The actin-bundling protein TRIOBP-4 and -5 promotes the motility of pancreatic cancer cells

Highlights

• TRIOBP isoforms 4 and 5 (TRIOBP-4/5) are up-regulated in pancreatic cancer.

• TRIOBP-4/5 regulates actin cytoskeleton reorganization in pancreatic cancer cells.

• TRIOBP-4/5 promotes filopodial formation and migration of pancreatic cancer cells.

Abstract

TRIOBP isoforms 4 and 5 (TRIOBP-4/-5) are an actin-bundling protein associated with hearing loss. Here, we showed that TRIOBP-4/-5 was up-regulated in human pancreatic carcinoma cells. Knockdown of TRIOBP-4/-5 led to a loss of filopodia and a decrease in cell motility. Confocal microscopy showed that re-expression of GFP-TRIOBP-4 or -5 restored the filopodial formation in TRIOBP-4/-5-deficient PANC-1 cells. Finally, TRIOBP-4/-5 was shown to be overexpressed in human pancreatic cancer tissues. These results demonstrate a novel role of TRIOBP-4/-5 that promotes the motility of pancreatic cancer cells via regulating actin cytoskeleton reorganization in the filopodia of the cells.

Introduction

Cell migration is a fundamental cellular process that is important for many physiological functions including embryogenesis, immune response, and tissue repair. It is a coordinated procedure depending on the dynamic actin cytoskeleton reorganization via the formation of specialized cellular structures controlled by actin-binding proteins [1], [2]. Whereas cell migration is important for normal cellular functions, it can be deregulated in cancer cells and contribute to their invasive behaviors. In fact, aberrant expression and biochemical activities of actin-bundling proteins have been reported to correlate with the invasiveness and chemotherapy-resistance of many tumors [3], [4].
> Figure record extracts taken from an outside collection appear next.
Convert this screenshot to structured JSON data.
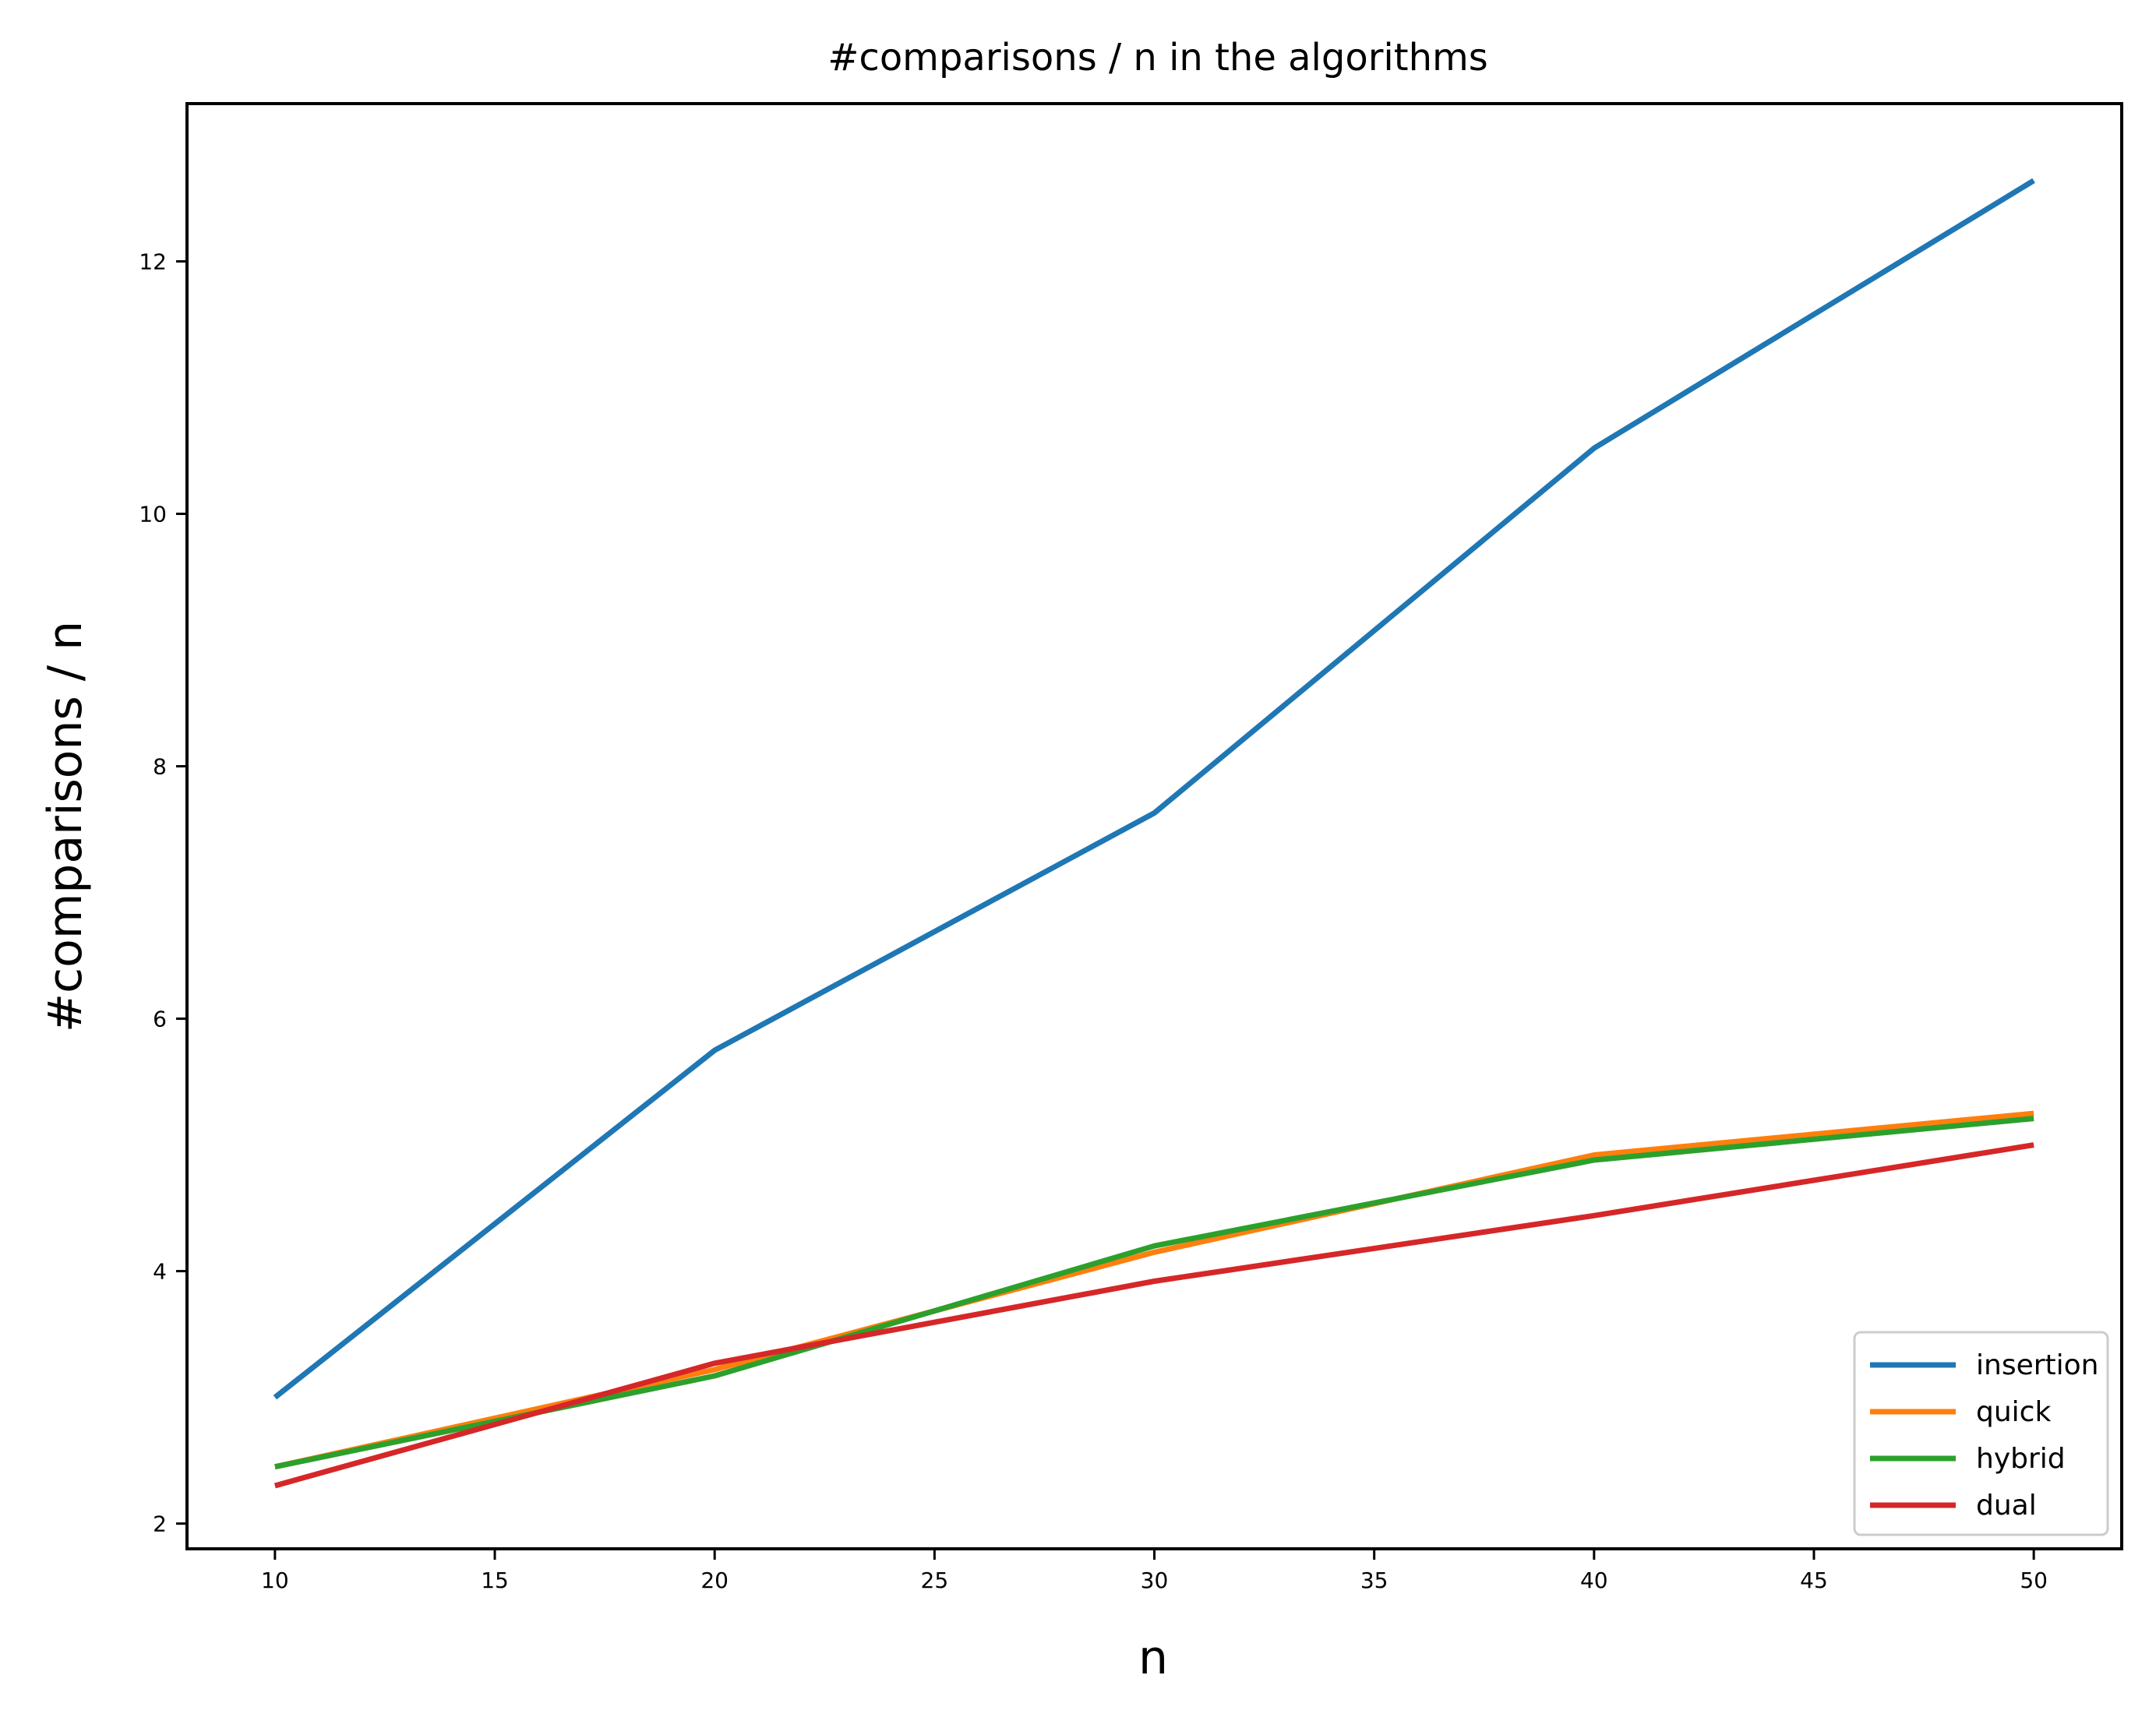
{
  "chart_data": {
    "type": "line",
    "title": "#comparisons / n in the algorithms",
    "xlabel": "n",
    "ylabel": "#comparisons / n",
    "x": [
      10,
      20,
      30,
      40,
      50
    ],
    "xlim": [
      8,
      52
    ],
    "ylim": [
      1.8,
      13.25
    ],
    "xticks": [
      10,
      15,
      20,
      25,
      30,
      35,
      40,
      45,
      50
    ],
    "yticks": [
      2,
      4,
      6,
      8,
      10,
      12
    ],
    "grid": false,
    "legend_position": "lower-right",
    "series": [
      {
        "name": "insertion",
        "color": "#1f77b4",
        "values": [
          3.0,
          5.75,
          7.63,
          10.52,
          12.64
        ]
      },
      {
        "name": "quick",
        "color": "#ff7f0e",
        "values": [
          2.45,
          3.22,
          4.15,
          4.92,
          5.25
        ]
      },
      {
        "name": "hybrid",
        "color": "#2ca02c",
        "values": [
          2.45,
          3.17,
          4.2,
          4.88,
          5.21
        ]
      },
      {
        "name": "dual",
        "color": "#d62728",
        "values": [
          2.3,
          3.27,
          3.92,
          4.44,
          5.0
        ]
      }
    ]
  }
}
At the leading edge of motile cells, actin filaments are assembled into tight parallel actin bundles by actin-bundling proteins to form the finger-like protrusive structures called filopodia. This actin-enriched specialized structure functions as a sensor to probe the extracellular environment and plays a key role in promoting cell motility [5], [6]. The abundance of filopodia has been demonstrated as an indicator for cancer cell invasiveness [7]. Fascin is the major actin-bundling protein identified in filopodia [8], [9] and its role in various cancers has been studied. Up-regulation of fascin has been reported in cancers of liver, ovary, prostate, colon, and pancreas, and is correlated with cancer invasiveness [7], [10], [11], [12], [13], [14]. In these cancers, fascin is shown to promote filopodial formation and motility of the tumor cells.

The guanine nucleotide exchange factor (GEF) trio binding protein isoforms 4 and 5 (TRIOBP-4/-5) is an F-actin-bundling protein originally found to be associated with hearing loss both in humans and mice [15], [16], [17]. The human and mouse TRIOBP protein is largely classified into three isoforms with a long isoform (TRIOBP-5) and two shorter isoforms equivalent to the N-terminus and C-terminus of TRIOBP-5, which are named TRIOBP-4 and TRIOBP-1 (or Tara), respectively. There are no common sequences between TRIOBP-1 and -4. TRIOBP-1 is ubiquitously expressed and has been shown to regulate adherens junctions and actin cytoskeleton reorganization mostly in stress fibers and cortical F-actin [18], [19]. In contrast, TRIOBP-4 and -5 are predominantly expressed in the inner ear and the retina of normal adult tissues, where they are believed to provide appropriate durability and rigidity for stereocilia of hair cells for normal hearing [17]. Interestingly, different from fascin, which is intercalated between actin filaments via its two major actin-binding sites [20], [21], [22], TRIOBP-4 and -5 form extremely dense F-actin bundles without detectable inter-filament spaces, raising the possibility that they more likely wrap around actin bundles [17], [23]. To date, the biological functions of TRIOBP-4/-5 have not been revealed in any other tissues except in inner ear hair cells for hearing.

Here, we showed that TRIOBP-4 and -5 are significantly up-regulated in pancreatic cancer cells and human cancer tissues. Moreover, knockdown of TRIOBP-4 and -5 inhibited the filopodial formation and motility of pancreatic cancer cells. Our study reveals a novel regulator for pancreatic cancer migration, which may be responsible for the aggressive biology of pancreatic cancer cells.